What were you on? You may have mentioned it and I apologize if so for brushing it over. Whatever you chose, what were your top 3? That being asked, if you were SSN how disappointing were the things fore mentioned in the quote?
I was on an SSN. I chose it because I liked the mission better and didn't joint the Navy to stay in one spot. Also, if I decided to stay in, I wanted my 2nd tour to be on an SSBN so that it's more conducive to family (you cannot do two SSBN tours for JO/DH, but you can do two consecutive SSN tours although they try to get you to alternate).
I happened to get very lucky, so I enjoyed my tour very much. By that I mean I hit the boat at a point where the most junior JO had been aboard for something like 18 months; the rapid turnover of every dolphin-qualified JO leaving in the first 12 months I was on board led me to be put into positions quicker than I normally would've otherwise. I stood JOOD on deployment and we made some good port calls. Even got a bonus one thanks to NR's mandated RC div stand-down.
I also spent time in the yard after deployment and was the third to rotate off the boat (this is the 'good' time to be there because you have a fat, fully qualified wardroom and thus a really good duty rotation. The "bad" time is for the guys left behind when the DHs are standing 3-section SDO, you have 3 section EDO, and everyone else is riding another sub to get qualified).
HOWEVER, I also had a CO who would stick with something once it 'worked.' So guys who showed up about 6-8 months after me never got to stand an underway OOD while qualified because they didn't fill that billet during pre-deployment training. The fact that we went into drydock right after deployment meant that those guys' careers will start and end in the ER unless they raised their hands to ride another boat. The thing is, with JO tours so short and manning relatively fat, no one wants a fully qualified JO for a deployment to stand JOOD/surfaced OOD; they have a hard enough time getting their own guys that experience. It's not a coincidence that I and the other JOs who stood a forward watch on deployment are staying in and most of the guys stuck in the ER for deployment are getting out. We got to participate in the cool stuff; they got to watch gages that never moved.

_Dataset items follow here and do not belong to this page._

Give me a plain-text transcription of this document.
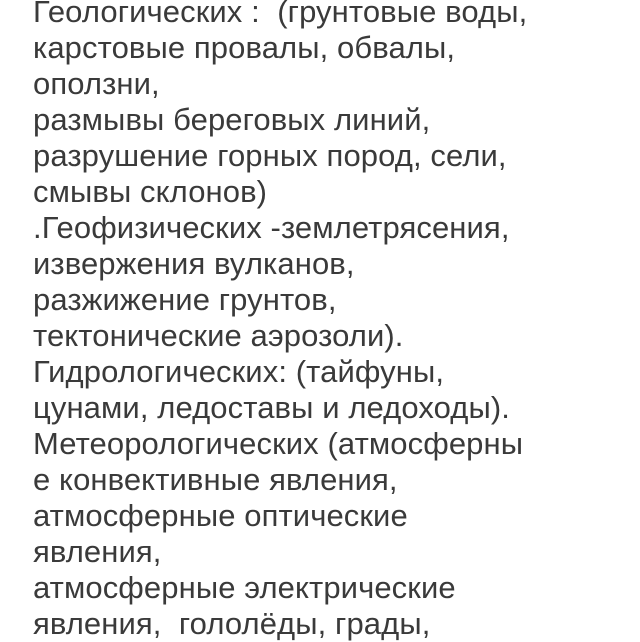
Геологических :  (грунтовые воды,
карстовые провалы, обвалы,
оползни,
размывы береговых линий,
разрушение горных пород, сели,
смывы склонов)
.Геофизических -землетрясения,
извержения вулканов,
разжижение грунтов,
тектонические аэрозоли).
Гидрологических: (тайфуны,
цунами, ледоставы и ледоходы).
Метеорологических (атмосферны
е конвективные явления,
атмосферные оптические
явления,
атмосферные электрические
явления,  гололёды, грады,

Having said that, some people were nonplussed at the 'cool stuff' and standing watch on station dancing with the one-eyed lady so a team of crypto guys taking up everyone's racks can record stuff on hard drives can get old. You don't even know what they're downloading.
I suppose that's the long way of telling you that you can't really predict what your experience is going to be like. It depends a lot on the boat's schedule, where you go on deployment, how good your CO is at training JOs and his tolerance for pain in doing so, and your Eng's ability to schedule critical events while you are a nuke divo.

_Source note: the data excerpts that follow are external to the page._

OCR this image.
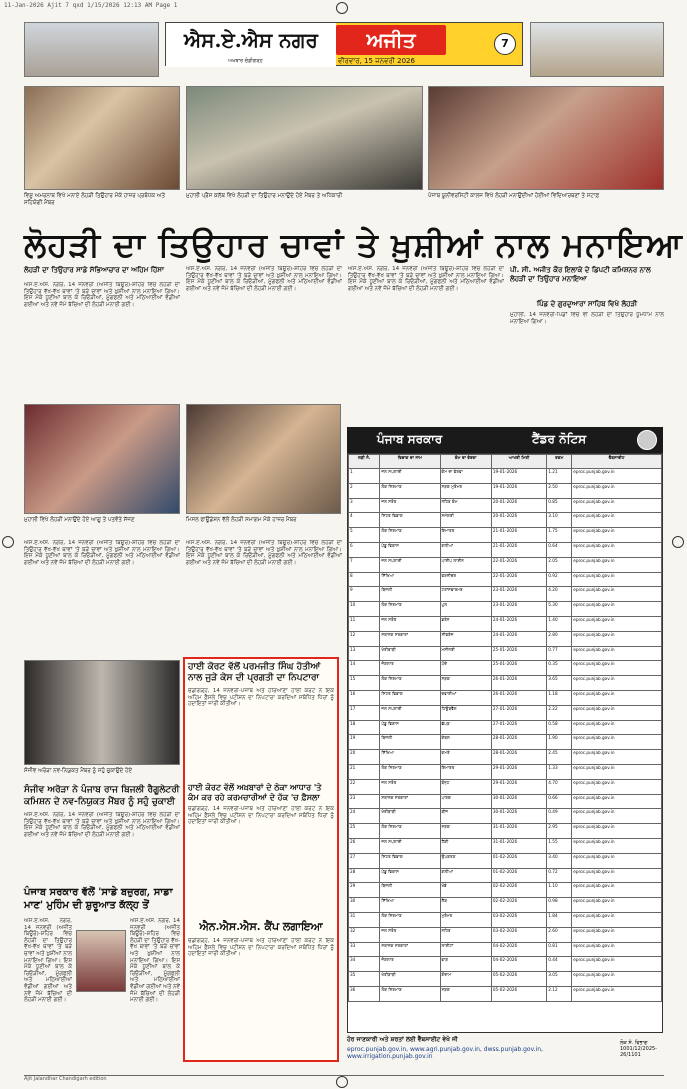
11-Jan-2026 Ajit 7 qxd 1/15/2026 12:13 AM Page 1
ਐਸ.ਏ.ਐਸ ਨਗਰ
ਅਖ਼ਬਾਰ ਚੰਡੀਗੜ੍ਹ
ਅਜੀਤ
ਵੀਰਵਾਰ, 15 ਜਨਵਰੀ 2026
7
ਵਿਸ਼ੂ ਅਮਰਨਾਥ ਵਿਖੇ ਮਨਾਏ ਲੋਹੜੀ ਤਿਉਹਾਰ ਮੌਕੇ ਹਾਜ਼ਰ ਪ੍ਰਬੰਧਕ ਅਤੇ ਸਹਿਯੋਗੀ ਮੈਂਬਰ
ਮੁਹਾਲੀ ਪ੍ਰੈਸ ਕਲੱਬ ਵਿਖੇ ਲੋਹੜੀ ਦਾ ਤਿਉਹਾਰ ਮਨਾਉਂਦੇ ਹੋਏ ਮੈਂਬਰ ਤੇ ਅਧਿਕਾਰੀ	ਪੰਜਾਬ ਯੂਨੀਵਰਸਿਟੀ ਕਾਲਜ ਵਿਖੇ ਲੋਹੜੀ ਮਨਾਉਂਦੀਆਂ ਹੋਈਆਂ ਵਿਦਿਆਰਥਣਾਂ ਤੇ ਸਟਾਫ਼
ਲੋਹੜੀ ਦਾ ਤਿਉਹਾਰ ਚਾਵਾਂ ਤੇ ਖ਼ੁਸ਼ੀਆਂ ਨਾਲ ਮਨਾਇਆ
ਲੋਹੜੀ ਦਾ ਤਿਉਹਾਰ ਸਾਡੇ ਸੱਭਿਆਚਾਰ ਦਾ ਅਹਿਮ ਹਿੱਸਾ
ਐਸ.ਏ.ਐਸ. ਨਗਰ, 14 ਜਨਵਰੀ (ਅਜੀਤ ਬਿਊਰੋ)-ਸ਼ਹਿਰ ਵਿਚ ਲੋਹੜੀ ਦਾ ਤਿਉਹਾਰ ਵੱਖ-ਵੱਖ ਥਾਵਾਂ 'ਤੇ ਬੜੇ ਚਾਵਾਂ ਅਤੇ ਖ਼ੁਸ਼ੀਆਂ ਨਾਲ ਮਨਾਇਆ ਗਿਆ। ਇਸ ਮੌਕੇ ਧੂਣੀਆਂ ਬਾਲ ਕੇ ਰਿਓੜੀਆਂ, ਮੂੰਗਫਲੀ ਅਤੇ ਮਠਿਆਈਆਂ ਵੰਡੀਆਂ ਗਈਆਂ ਅਤੇ ਨਵੇਂ ਜੰਮੇ ਬੱਚਿਆਂ ਦੀ ਲੋਹੜੀ ਮਨਾਈ ਗਈ।
ਐਸ.ਏ.ਐਸ. ਨਗਰ, 14 ਜਨਵਰੀ (ਅਜੀਤ ਬਿਊਰੋ)-ਸ਼ਹਿਰ ਵਿਚ ਲੋਹੜੀ ਦਾ ਤਿਉਹਾਰ ਵੱਖ-ਵੱਖ ਥਾਵਾਂ 'ਤੇ ਬੜੇ ਚਾਵਾਂ ਅਤੇ ਖ਼ੁਸ਼ੀਆਂ ਨਾਲ ਮਨਾਇਆ ਗਿਆ। ਇਸ ਮੌਕੇ ਧੂਣੀਆਂ ਬਾਲ ਕੇ ਰਿਓੜੀਆਂ, ਮੂੰਗਫਲੀ ਅਤੇ ਮਠਿਆਈਆਂ ਵੰਡੀਆਂ ਗਈਆਂ ਅਤੇ ਨਵੇਂ ਜੰਮੇ ਬੱਚਿਆਂ ਦੀ ਲੋਹੜੀ ਮਨਾਈ ਗਈ।
ਐਸ.ਏ.ਐਸ. ਨਗਰ, 14 ਜਨਵਰੀ (ਅਜੀਤ ਬਿਊਰੋ)-ਸ਼ਹਿਰ ਵਿਚ ਲੋਹੜੀ ਦਾ ਤਿਉਹਾਰ ਵੱਖ-ਵੱਖ ਥਾਵਾਂ 'ਤੇ ਬੜੇ ਚਾਵਾਂ ਅਤੇ ਖ਼ੁਸ਼ੀਆਂ ਨਾਲ ਮਨਾਇਆ ਗਿਆ। ਇਸ ਮੌਕੇ ਧੂਣੀਆਂ ਬਾਲ ਕੇ ਰਿਓੜੀਆਂ, ਮੂੰਗਫਲੀ ਅਤੇ ਮਠਿਆਈਆਂ ਵੰਡੀਆਂ ਗਈਆਂ ਅਤੇ ਨਵੇਂ ਜੰਮੇ ਬੱਚਿਆਂ ਦੀ ਲੋਹੜੀ ਮਨਾਈ ਗਈ।
ਪੀ. ਸੀ. ਅਜੀਤ ਕੌਰ ਇਲਾਕੇ ਦੇ ਡਿਪਟੀ ਕਮਿਸ਼ਨਰ ਨਾਲ ਲੋਹੜੀ ਦਾ ਤਿਉਹਾਰ ਮਨਾਇਆ
ਪਿੰਡ ਦੇ ਗੁਰਦੁਆਰਾ ਸਾਹਿਬ ਵਿਖੇ ਲੋਹੜੀ
ਮੁਹਾਲੀ, 14 ਜਨਵਰੀ-ਪਿੰਡਾਂ ਵਿਚ ਵੀ ਲੋਹੜੀ ਦਾ ਤਿਉਹਾਰ ਧੂਮਧਾਮ ਨਾਲ ਮਨਾਇਆ ਗਿਆ।
ਮੁਹਾਲੀ ਵਿਖੇ ਲੋਹੜੀ ਮਨਾਉਂਦੇ ਹੋਏ ਆਗੂ ਤੇ ਪਤਵੰਤੇ ਸੱਜਣ	ਮਿਸਲ ਫਾਊਂਡੇਸ਼ਨ ਵੱਲੋਂ ਲੋਹੜੀ ਸਮਾਗਮ ਮੌਕੇ ਹਾਜ਼ਰ ਮੈਂਬਰ
ਐਸ.ਏ.ਐਸ. ਨਗਰ, 14 ਜਨਵਰੀ (ਅਜੀਤ ਬਿਊਰੋ)-ਸ਼ਹਿਰ ਵਿਚ ਲੋਹੜੀ ਦਾ ਤਿਉਹਾਰ ਵੱਖ-ਵੱਖ ਥਾਵਾਂ 'ਤੇ ਬੜੇ ਚਾਵਾਂ ਅਤੇ ਖ਼ੁਸ਼ੀਆਂ ਨਾਲ ਮਨਾਇਆ ਗਿਆ। ਇਸ ਮੌਕੇ ਧੂਣੀਆਂ ਬਾਲ ਕੇ ਰਿਓੜੀਆਂ, ਮੂੰਗਫਲੀ ਅਤੇ ਮਠਿਆਈਆਂ ਵੰਡੀਆਂ ਗਈਆਂ ਅਤੇ ਨਵੇਂ ਜੰਮੇ ਬੱਚਿਆਂ ਦੀ ਲੋਹੜੀ ਮਨਾਈ ਗਈ।
ਐਸ.ਏ.ਐਸ. ਨਗਰ, 14 ਜਨਵਰੀ (ਅਜੀਤ ਬਿਊਰੋ)-ਸ਼ਹਿਰ ਵਿਚ ਲੋਹੜੀ ਦਾ ਤਿਉਹਾਰ ਵੱਖ-ਵੱਖ ਥਾਵਾਂ 'ਤੇ ਬੜੇ ਚਾਵਾਂ ਅਤੇ ਖ਼ੁਸ਼ੀਆਂ ਨਾਲ ਮਨਾਇਆ ਗਿਆ। ਇਸ ਮੌਕੇ ਧੂਣੀਆਂ ਬਾਲ ਕੇ ਰਿਓੜੀਆਂ, ਮੂੰਗਫਲੀ ਅਤੇ ਮਠਿਆਈਆਂ ਵੰਡੀਆਂ ਗਈਆਂ ਅਤੇ ਨਵੇਂ ਜੰਮੇ ਬੱਚਿਆਂ ਦੀ ਲੋਹੜੀ ਮਨਾਈ ਗਈ।
ਹਾਈ ਕੋਰਟ ਵੱਲੋਂ ਪਰਮਜੀਤ ਸਿੰਘ ਹੋਤੀਆਂ ਨਾਲ ਜੁੜੇ ਕੇਸ ਦੀ ਪ੍ਰਗਤੀ ਦਾ ਨਿਪਟਾਰਾ
ਚੰਡੀਗੜ੍ਹ, 14 ਜਨਵਰੀ-ਪੰਜਾਬ ਅਤੇ ਹਰਿਆਣਾ ਹਾਈ ਕੋਰਟ ਨੇ ਇਕ ਅਹਿਮ ਫ਼ੈਸਲੇ ਵਿਚ ਪਟੀਸ਼ਨ ਦਾ ਨਿਪਟਾਰਾ ਕਰਦਿਆਂ ਸਬੰਧਿਤ ਧਿਰਾਂ ਨੂੰ ਹਦਾਇਤਾਂ ਜਾਰੀ ਕੀਤੀਆਂ।
ਹਾਈ ਕੋਰਟ ਵੱਲੋਂ ਅਖ਼ਬਾਰਾਂ ਦੇ ਠੇਕਾ ਆਧਾਰ 'ਤੇ ਕੰਮ ਕਰ ਰਹੇ ਕਰਮਚਾਰੀਆਂ ਦੇ ਹੱਕ 'ਚ ਫ਼ੈਸਲਾ
ਚੰਡੀਗੜ੍ਹ, 14 ਜਨਵਰੀ-ਪੰਜਾਬ ਅਤੇ ਹਰਿਆਣਾ ਹਾਈ ਕੋਰਟ ਨੇ ਇਕ ਅਹਿਮ ਫ਼ੈਸਲੇ ਵਿਚ ਪਟੀਸ਼ਨ ਦਾ ਨਿਪਟਾਰਾ ਕਰਦਿਆਂ ਸਬੰਧਿਤ ਧਿਰਾਂ ਨੂੰ ਹਦਾਇਤਾਂ ਜਾਰੀ ਕੀਤੀਆਂ।
ਐਨ.ਐਸ.ਐਸ. ਕੈਂਪ ਲਗਾਇਆ
ਚੰਡੀਗੜ੍ਹ, 14 ਜਨਵਰੀ-ਪੰਜਾਬ ਅਤੇ ਹਰਿਆਣਾ ਹਾਈ ਕੋਰਟ ਨੇ ਇਕ ਅਹਿਮ ਫ਼ੈਸਲੇ ਵਿਚ ਪਟੀਸ਼ਨ ਦਾ ਨਿਪਟਾਰਾ ਕਰਦਿਆਂ ਸਬੰਧਿਤ ਧਿਰਾਂ ਨੂੰ ਹਦਾਇਤਾਂ ਜਾਰੀ ਕੀਤੀਆਂ।
ਸੰਜੀਵ ਅਰੋੜਾ ਨਵ-ਨਿਯੁਕਤ ਮੈਂਬਰ ਨੂੰ ਸਹੁੰ ਚੁਕਾਉਂਦੇ ਹੋਏ
ਸੰਜੀਵ ਅਰੋੜਾ ਨੇ ਪੰਜਾਬ ਰਾਜ ਬਿਜਲੀ ਰੈਗੂਲੇਟਰੀ ਕਮਿਸ਼ਨ ਦੇ ਨਵ-ਨਿਯੁਕਤ ਮੈਂਬਰ ਨੂੰ ਸਹੁੰ ਚੁਕਾਈ
ਐਸ.ਏ.ਐਸ. ਨਗਰ, 14 ਜਨਵਰੀ (ਅਜੀਤ ਬਿਊਰੋ)-ਸ਼ਹਿਰ ਵਿਚ ਲੋਹੜੀ ਦਾ ਤਿਉਹਾਰ ਵੱਖ-ਵੱਖ ਥਾਵਾਂ 'ਤੇ ਬੜੇ ਚਾਵਾਂ ਅਤੇ ਖ਼ੁਸ਼ੀਆਂ ਨਾਲ ਮਨਾਇਆ ਗਿਆ। ਇਸ ਮੌਕੇ ਧੂਣੀਆਂ ਬਾਲ ਕੇ ਰਿਓੜੀਆਂ, ਮੂੰਗਫਲੀ ਅਤੇ ਮਠਿਆਈਆਂ ਵੰਡੀਆਂ ਗਈਆਂ ਅਤੇ ਨਵੇਂ ਜੰਮੇ ਬੱਚਿਆਂ ਦੀ ਲੋਹੜੀ ਮਨਾਈ ਗਈ।
ਪੰਜਾਬ ਸਰਕਾਰ ਵੱਲੋਂ 'ਸਾਡੇ ਬਜ਼ੁਰਗ, ਸਾਡਾ ਮਾਣ' ਮੁਹਿੰਮ ਦੀ ਸ਼ੁਰੂਆਤ ਕੱਲ੍ਹ ਤੋਂ
ਐਸ.ਏ.ਐਸ. ਨਗਰ, 14 ਜਨਵਰੀ (ਅਜੀਤ ਬਿਊਰੋ)-ਸ਼ਹਿਰ ਵਿਚ ਲੋਹੜੀ ਦਾ ਤਿਉਹਾਰ ਵੱਖ-ਵੱਖ ਥਾਵਾਂ 'ਤੇ ਬੜੇ ਚਾਵਾਂ ਅਤੇ ਖ਼ੁਸ਼ੀਆਂ ਨਾਲ ਮਨਾਇਆ ਗਿਆ। ਇਸ ਮੌਕੇ ਧੂਣੀਆਂ ਬਾਲ ਕੇ ਰਿਓੜੀਆਂ, ਮੂੰਗਫਲੀ ਅਤੇ ਮਠਿਆਈਆਂ ਵੰਡੀਆਂ ਗਈਆਂ ਅਤੇ ਨਵੇਂ ਜੰਮੇ ਬੱਚਿਆਂ ਦੀ ਲੋਹੜੀ ਮਨਾਈ ਗਈ।
ਐਸ.ਏ.ਐਸ. ਨਗਰ, 14 ਜਨਵਰੀ (ਅਜੀਤ ਬਿਊਰੋ)-ਸ਼ਹਿਰ ਵਿਚ ਲੋਹੜੀ ਦਾ ਤਿਉਹਾਰ ਵੱਖ-ਵੱਖ ਥਾਵਾਂ 'ਤੇ ਬੜੇ ਚਾਵਾਂ ਅਤੇ ਖ਼ੁਸ਼ੀਆਂ ਨਾਲ ਮਨਾਇਆ ਗਿਆ। ਇਸ ਮੌਕੇ ਧੂਣੀਆਂ ਬਾਲ ਕੇ ਰਿਓੜੀਆਂ, ਮੂੰਗਫਲੀ ਅਤੇ ਮਠਿਆਈਆਂ ਵੰਡੀਆਂ ਗਈਆਂ ਅਤੇ ਨਵੇਂ ਜੰਮੇ ਬੱਚਿਆਂ ਦੀ ਲੋਹੜੀ ਮਨਾਈ ਗਈ।
ਪੰਜਾਬ ਸਰਕਾਰ	ਟੈਂਡਰ ਨੋਟਿਸ
ਲੜੀ ਨੰ.	ਵਿਭਾਗ ਦਾ ਨਾਮ	ਕੰਮ ਦਾ ਵੇਰਵਾ	ਆਖਰੀ ਮਿਤੀ	ਰਕਮ	ਵੈੱਬਸਾਈਟ
1	ਜਲ ਸਪਲਾਈ	ਕੰਮ ਦਾ ਵੇਰਵਾ	19-01-2026	1.21	eproc.punjab.gov.in
2	ਲੋਕ ਨਿਰਮਾਣ	ਸੜਕ ਮੁਰੰਮਤ	19-01-2026	2.50	eproc.punjab.gov.in
3	ਜਲ ਸਰੋਤ	ਨਹਿਰ ਕੰਮ	20-01-2026	0.85	eproc.punjab.gov.in
4	ਸਿਹਤ ਵਿਭਾਗ	ਸਮੱਗਰੀ	20-01-2026	3.10	eproc.punjab.gov.in
5	ਲੋਕ ਨਿਰਮਾਣ	ਇਮਾਰਤ	21-01-2026	1.75	eproc.punjab.gov.in
6	ਪੇਂਡੂ ਵਿਕਾਸ	ਗਲੀਆਂ	21-01-2026	0.64	eproc.punjab.gov.in
7	ਜਲ ਸਪਲਾਈ	ਪਾਈਪ ਲਾਈਨ	22-01-2026	2.05	eproc.punjab.gov.in
8	ਸਿੱਖਿਆ	ਫਰਨੀਚਰ	22-01-2026	0.92	eproc.punjab.gov.in
9	ਬਿਜਲੀ	ਟਰਾਂਸਫਾਰਮਰ	23-01-2026	4.20	eproc.punjab.gov.in
10	ਲੋਕ ਨਿਰਮਾਣ	ਪੁਲ	23-01-2026	5.30	eproc.punjab.gov.in
11	ਜਲ ਸਰੋਤ	ਡਰੇਨ	24-01-2026	1.40	eproc.punjab.gov.in
12	ਸਥਾਨਕ ਸਰਕਾਰਾਂ	ਸੀਵਰੇਜ	24-01-2026	2.80	eproc.punjab.gov.in
13	ਖੇਤੀਬਾੜੀ	ਮਸ਼ੀਨਰੀ	25-01-2026	0.77	eproc.punjab.gov.in
14	ਜੰਗਲਾਤ	ਪੌਦੇ	25-01-2026	0.35	eproc.punjab.gov.in
15	ਲੋਕ ਨਿਰਮਾਣ	ਸੜਕ	26-01-2026	3.65	eproc.punjab.gov.in
16	ਸਿਹਤ ਵਿਭਾਗ	ਦਵਾਈਆਂ	26-01-2026	1.18	eproc.punjab.gov.in
17	ਜਲ ਸਪਲਾਈ	ਟਿਊਬਵੈੱਲ	27-01-2026	2.22	eproc.punjab.gov.in
18	ਪੇਂਡੂ ਵਿਕਾਸ	ਛੱਪੜ	27-01-2026	0.58	eproc.punjab.gov.in
19	ਬਿਜਲੀ	ਕੇਬਲ	28-01-2026	1.90	eproc.punjab.gov.in
20	ਸਿੱਖਿਆ	ਕਮਰੇ	28-01-2026	2.45	eproc.punjab.gov.in
21	ਲੋਕ ਨਿਰਮਾਣ	ਇਮਾਰਤ	29-01-2026	1.33	eproc.punjab.gov.in
22	ਜਲ ਸਰੋਤ	ਬੰਨ੍ਹ	29-01-2026	4.70	eproc.punjab.gov.in
23	ਸਥਾਨਕ ਸਰਕਾਰਾਂ	ਪਾਰਕ	30-01-2026	0.66	eproc.punjab.gov.in
24	ਖੇਤੀਬਾੜੀ	ਬੀਜ	30-01-2026	0.49	eproc.punjab.gov.in
25	ਲੋਕ ਨਿਰਮਾਣ	ਸੜਕ	31-01-2026	2.95	eproc.punjab.gov.in
26	ਜਲ ਸਪਲਾਈ	ਟੈਂਕੀ	31-01-2026	1.55	eproc.punjab.gov.in
27	ਸਿਹਤ ਵਿਭਾਗ	ਉਪਕਰਣ	01-02-2026	3.40	eproc.punjab.gov.in
28	ਪੇਂਡੂ ਵਿਕਾਸ	ਗਲੀਆਂ	01-02-2026	0.72	eproc.punjab.gov.in
29	ਬਿਜਲੀ	ਖੰਭੇ	02-02-2026	1.10	eproc.punjab.gov.in
30	ਸਿੱਖਿਆ	ਲੈਬ	02-02-2026	0.98	eproc.punjab.gov.in
31	ਲੋਕ ਨਿਰਮਾਣ	ਮੁਰੰਮਤ	03-02-2026	1.84	eproc.punjab.gov.in
32	ਜਲ ਸਰੋਤ	ਨਹਿਰ	03-02-2026	2.60	eproc.punjab.gov.in
33	ਸਥਾਨਕ ਸਰਕਾਰਾਂ	ਲਾਈਟਾਂ	04-02-2026	0.81	eproc.punjab.gov.in
34	ਜੰਗਲਾਤ	ਵਾੜ	04-02-2026	0.44	eproc.punjab.gov.in
35	ਖੇਤੀਬਾੜੀ	ਗੋਦਾਮ	05-02-2026	3.05	eproc.punjab.gov.in
36	ਲੋਕ ਨਿਰਮਾਣ	ਸੜਕ	05-02-2026	2.12	eproc.punjab.gov.in
ਹੋਰ ਜਾਣਕਾਰੀ ਅਤੇ ਸ਼ਰਤਾਂ ਲਈ ਵੈੱਬਸਾਈਟ ਵੇਖੋ ਜੀ
eproc.punjab.gov.in, www.agri.punjab.gov.in, dwss.punjab.gov.in, www.irrigation.punjab.gov.in
ਲੋਕ ਸੰ. ਵਿਭਾਗ
1001/12/2025-
26/1101
Ajit Jalandhar Chandigarh edition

But if you go SSBN, you can probably guarantee that you'll go underway to 'hide with pride' and do 'drilling and killing' for 3 months with a TRE at the end, turnover, stay behind to train for 3 months, turnover, go underway for 3 months and do engineering drills ad nauseum with an ORSE at the end, turnover, etc., etc. for ad nauseum. Still, a lot can depend on your CO and command climate. It's just the nature of the Navy -- there is a lot of latitude given to COs and a good/bad CO can make or break your experience. The upside is that once the boat is gone with the other crew, you don't stand any duty while in-port and essentially just have a day job.
My biggest complaint (and this is not unique to SSNs) was that you don't really get to make many decisions as a sub JO, both on watch and in terms of your division. On watch, almost everything you do has to be approved by the CO (forward and some aft) or Eng (aft). As a nuke divo, the training framework is dictated by NR and planned by the Eng. Forward it's done by the XO. And despite the way the boat trains for ORSE drills, the CO/ENG don't want to talk to a JO when something important in the plant breaks, even when he has the right answer. A lot of people sign up to be officers to make decisions, but you won't get many opportunities to do that in your first tour -- at least not decisions that matter. Almost universally when I talked to guys from other boats at PNEO, JOs felt heavily micro-managed. Your job on-watch/on-duty is to execute a plan you probably had little input, if any, into making while ensuring everyone follows proper safety protocols. You'll spend most of your time off-watch keeping up admin programs and monitoring maintenance. But that is also a common complaint in the SWO world. The only way to get away from this in the unrestricted line world is to go pilot or SEAL where there's not an O-4/O-5 standing over your shoulder while you do your job. Really, you're there to learn the basics of standing watch in the plant, ship driving, and get a sampling of how all the departments work. That's about it.
My second biggest complaint is COs like to reinvent the wheel, so when XO/CO (or Commodore sometimes) turnover you can expect to re-do standing plans and training plans not because it's wrong, but so it is in a format he desires.